There are any number of paid programs and services out there that can help with identifying key words and key terms. This blog is not intended to be a technical guide but will just be talking about simple things you can do yourself to improve your searchability.
Key words and key terms
Search Engine Optimisation is the art of being found on search results. These results are a combination of the search term entered and the ranking of a site for that particular search term (or subject area).
You can improve your search results by thinking about what people will type to find your website and then applying those thoughts to your website’s content.
What individual words best describe your products or services? If your customers are regular consumers, are they words or names that the average person or prospective customer would know? Write them down, check your site content. Are they in there? This suggestion might sound silly, I know but you would be surprised how often a proper description is neglected.
If you were going to search for the product or service your business offers, what would you type into the Google search box?

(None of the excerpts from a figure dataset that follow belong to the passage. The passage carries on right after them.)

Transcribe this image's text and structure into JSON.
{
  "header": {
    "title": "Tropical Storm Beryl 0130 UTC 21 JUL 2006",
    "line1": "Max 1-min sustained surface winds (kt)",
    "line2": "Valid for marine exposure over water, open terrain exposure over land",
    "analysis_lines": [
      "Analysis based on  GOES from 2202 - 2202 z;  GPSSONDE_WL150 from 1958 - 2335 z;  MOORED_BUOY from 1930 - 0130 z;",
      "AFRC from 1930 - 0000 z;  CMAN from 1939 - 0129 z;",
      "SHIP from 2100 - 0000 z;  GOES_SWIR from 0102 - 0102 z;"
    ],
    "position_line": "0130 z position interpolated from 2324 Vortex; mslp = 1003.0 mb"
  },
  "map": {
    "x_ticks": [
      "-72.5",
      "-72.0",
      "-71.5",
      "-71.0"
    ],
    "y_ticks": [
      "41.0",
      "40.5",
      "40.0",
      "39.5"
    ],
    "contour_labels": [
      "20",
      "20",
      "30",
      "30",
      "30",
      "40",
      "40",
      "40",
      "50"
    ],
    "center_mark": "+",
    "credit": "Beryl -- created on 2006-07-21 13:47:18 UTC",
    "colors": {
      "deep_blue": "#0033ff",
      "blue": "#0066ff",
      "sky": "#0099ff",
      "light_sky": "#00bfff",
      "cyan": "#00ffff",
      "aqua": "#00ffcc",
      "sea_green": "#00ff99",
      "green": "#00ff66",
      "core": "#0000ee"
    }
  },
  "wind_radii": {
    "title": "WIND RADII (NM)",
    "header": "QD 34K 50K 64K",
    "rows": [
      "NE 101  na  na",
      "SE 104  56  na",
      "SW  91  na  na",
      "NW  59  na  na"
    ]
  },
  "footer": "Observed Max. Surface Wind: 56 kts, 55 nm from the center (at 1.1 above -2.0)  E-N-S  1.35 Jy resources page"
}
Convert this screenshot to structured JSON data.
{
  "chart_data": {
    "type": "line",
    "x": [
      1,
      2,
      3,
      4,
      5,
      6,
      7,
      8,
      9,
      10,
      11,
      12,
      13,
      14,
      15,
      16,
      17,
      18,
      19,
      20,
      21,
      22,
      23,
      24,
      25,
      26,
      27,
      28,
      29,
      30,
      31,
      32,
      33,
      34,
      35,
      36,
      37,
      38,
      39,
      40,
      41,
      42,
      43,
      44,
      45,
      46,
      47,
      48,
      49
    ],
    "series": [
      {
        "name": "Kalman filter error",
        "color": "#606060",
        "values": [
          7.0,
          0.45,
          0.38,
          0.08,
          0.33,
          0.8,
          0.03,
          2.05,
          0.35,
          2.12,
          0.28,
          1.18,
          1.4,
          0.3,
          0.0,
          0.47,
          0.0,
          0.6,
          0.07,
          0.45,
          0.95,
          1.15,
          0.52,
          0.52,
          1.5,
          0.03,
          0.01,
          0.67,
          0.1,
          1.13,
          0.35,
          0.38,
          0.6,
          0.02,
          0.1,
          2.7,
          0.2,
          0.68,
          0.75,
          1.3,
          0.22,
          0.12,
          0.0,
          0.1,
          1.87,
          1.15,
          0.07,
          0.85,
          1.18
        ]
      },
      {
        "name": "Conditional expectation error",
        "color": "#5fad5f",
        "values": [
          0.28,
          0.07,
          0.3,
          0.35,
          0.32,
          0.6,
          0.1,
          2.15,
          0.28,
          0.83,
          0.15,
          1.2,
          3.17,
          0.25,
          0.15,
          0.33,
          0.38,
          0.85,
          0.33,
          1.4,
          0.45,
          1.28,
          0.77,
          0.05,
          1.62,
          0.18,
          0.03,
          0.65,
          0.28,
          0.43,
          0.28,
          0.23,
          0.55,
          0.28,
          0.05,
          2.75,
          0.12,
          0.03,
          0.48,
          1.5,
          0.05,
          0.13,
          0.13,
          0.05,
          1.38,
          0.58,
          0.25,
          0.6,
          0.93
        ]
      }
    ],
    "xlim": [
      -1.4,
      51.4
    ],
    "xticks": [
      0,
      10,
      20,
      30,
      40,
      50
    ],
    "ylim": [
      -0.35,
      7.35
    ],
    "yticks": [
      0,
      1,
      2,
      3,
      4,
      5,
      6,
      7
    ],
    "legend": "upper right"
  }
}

Without leading your thoughts too far down the path, research shows that most people don’t just type in one word when looking — they will use a term that is generally three to five words. For example: ‘management consultant Sydney’ or ‘highest tax returns Melbourne’. Again, write these down and check your content.
Is your business location based? If so make sure you add your location to your list. Location information is extremely common in search phrases. See SEO for Beginners Part I for adding your business to Google Maps.
Adding key words to content
Look at ways of incorporating key words and key terms into your page content. Synonyms are a great way to say the same thing twice and still have readable content. Keep thesaurus.com in your bookmarks – it can also help overcome writer’s block!
Remember that the quality of your content is king and must be written for humans. Don’t write page or blog content like this:
"We provide graphic design solutions to businesses needing help with design. Let us help you manage your brand with our proven graphic design techniques, go to www.graphicdesign.…"
This is called keyword stuffing and is a big no-no. When adding keywords and key terms, make sure it is done in a way that reads naturally. A loose rule is to have one mention in the main heading, a couple in the initial stages of the copy and at the end of the page.
Meta descriptions themselves don’t directly affect search results, but if your page comes up in a search, will appear below the page link. It is still well worth having and well written Meta can help you achieve more clicks.
Another valid point to consider is if you have thought about what people will see in search results you have thought about your site’s content.
The problem with Meta descriptions is you only have a Tweet’s worth of characters (160 max) to describe the page/site. This brings us to the next points about meta data:
Every page and every blog on your site should have a meta description associated with it (sometimes called a page description).
When you write meta data for your page, don’t try to describe everything your site does but if possible sneak in your core message/term.
Describe what the page is trying to tell people – summarise and make sure to include key words in the summary. But don’t stuff it.